Selon bon de commande du 30 août 2013, M. [W] [P] a acquis auprès de la société Atmosphère du Maine une installation photovoltaïque pour un montant de 22 000 euros.

Pour financer cette acquisition, M. [P] a souscrit un prêt auprès de la SA GROUPE SOFEMO pour un montant de 22 000 euros, remboursable en 180 mensualités au taux de 5,61 % l'an, selon une offre préalable acceptée le même jour.

Certaines échéances étant demeurées impayées, la SA COFIDIS, venant aux droits de la SA GROUPE SOFEMO, par une lettre recommandée avec demande d'avis de réception du 25 mars 2016, a prononcé la déchéance du terme de ce prêt et a mis en demeure l'emprunteur de lui payer une somme totale de 25 467,89 euros.

Par un acte d'huissier délivré en date du 9 novembre 2016, M. [P] a fait assigner la SA COFIDIS devant le tribunal d'instance de La Flèche afin de la voir condamner à lui payer des dommages et intérêts d'un montant équivalent au capital restant dû et aux échéances tant remboursées qu'impayées outre une somme de 1 500 euros à titre de dommages et intérêts en réparation du préjudice moral subi.

Pour s'y opposer, la SA COFIDIS a soulevé in limine litis l'incompétence de la juridiction saisie au profit du tribunal de commerce du Mans estimant que l'activité de producition et de vente d'électricité constitue un acte de commerce par nature de sorte qu'en application des dispositions de l'article L. 721-3 du code de commerce, le litige relevait de la compétence de la juridiction commerciale.

Par jugement rendu le 6 avril 2017, le tribunal d'instance de La Flèche retenant que le contrat de prêt litigieux relevait de la catégorie des actes de commerce par accessoire a accueilli cette exception d'incompétence et s'est déclaré incompétent au profit du tribunal de commerce du Mans.

Devant le tribunal de commerce, la SA COFIDIS a demandé, à titre reconventionnel, la condamnation de M. [P] à lui payer les sommes restant dues en exécution du prêt litigieux ainsi qu'une somme de 10 000 euros à titre de dommages et intérêts en réparation des manoeuvres frauduleuses commises par le demandeur.

Par jugement rendu le 29 mars 2018, le tribunal de commerce du Mans a :

- dit que le contrat de prêt signé entre la SA COFIDIS, venant aux droits de la SA GROUPE SOFEMO, et M. [P] est soumis aux dispositions du droit commun et non pas à celles du droit de la consommation,

- débouté M. [P] de ses demandes,

- condamné M. [P] à payer à la SA COFIDIS, venant aux droits de la SA GROUPE SOFEMO, la somme de 25 467,89 euros avec intérêts au taux contractuel de 5,61 % l'an à compter du présent jugement,

- dit qu'il n'y a pas lieu à application de l'anatocisme,

- débouté la SA COFIDIS, venant aux droits de la SA GROUPE SOFEMO, de sa demande de dommages et intérêts,

- rejeté les demandes formées au titre de l'article 700 du code de procédure civile,

- ordonné l'exécution provisoire du jugement,

- condamné M. [P] aux entiers dépens de l'instance,

- débouté les parties de toutes leurs autres demandes.
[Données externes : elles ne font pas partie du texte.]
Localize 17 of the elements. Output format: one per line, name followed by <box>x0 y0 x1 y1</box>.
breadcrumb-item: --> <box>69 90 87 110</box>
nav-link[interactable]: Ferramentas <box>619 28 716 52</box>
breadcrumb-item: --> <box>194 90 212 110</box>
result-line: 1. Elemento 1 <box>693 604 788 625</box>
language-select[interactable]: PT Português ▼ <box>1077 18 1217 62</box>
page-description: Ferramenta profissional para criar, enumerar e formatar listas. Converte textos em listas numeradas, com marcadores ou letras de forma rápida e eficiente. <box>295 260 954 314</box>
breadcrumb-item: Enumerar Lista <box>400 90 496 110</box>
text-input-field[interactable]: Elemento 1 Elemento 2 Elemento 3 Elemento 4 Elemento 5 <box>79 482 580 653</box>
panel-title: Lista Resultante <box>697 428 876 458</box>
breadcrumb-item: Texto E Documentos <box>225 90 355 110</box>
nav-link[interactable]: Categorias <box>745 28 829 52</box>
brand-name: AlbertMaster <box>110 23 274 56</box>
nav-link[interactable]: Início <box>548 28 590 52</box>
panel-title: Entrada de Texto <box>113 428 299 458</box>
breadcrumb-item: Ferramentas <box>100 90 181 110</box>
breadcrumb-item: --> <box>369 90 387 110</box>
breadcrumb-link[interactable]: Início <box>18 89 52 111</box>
A l'instar du tribunal d'instance de La Flèche, le tribunal de commerce a considéré que, dans la mesure où M. [P] ne démontrait pas que l'installation réalisée avait pour objet principal un usage domestique, le contrat de prêt constituait un acte de commerce accessoire au contrat de vente et d'installation des panneaux photovoltaïques justifiant l'exclusion des règles du droit de la consommation au profit du droit commun. Il a ensuite écarté toute responsabilité contractuelle de la banque estimant que la preuve d'un manquement à son obligation d'information, de conseil, ou de mise en garde n'était pas rapportée.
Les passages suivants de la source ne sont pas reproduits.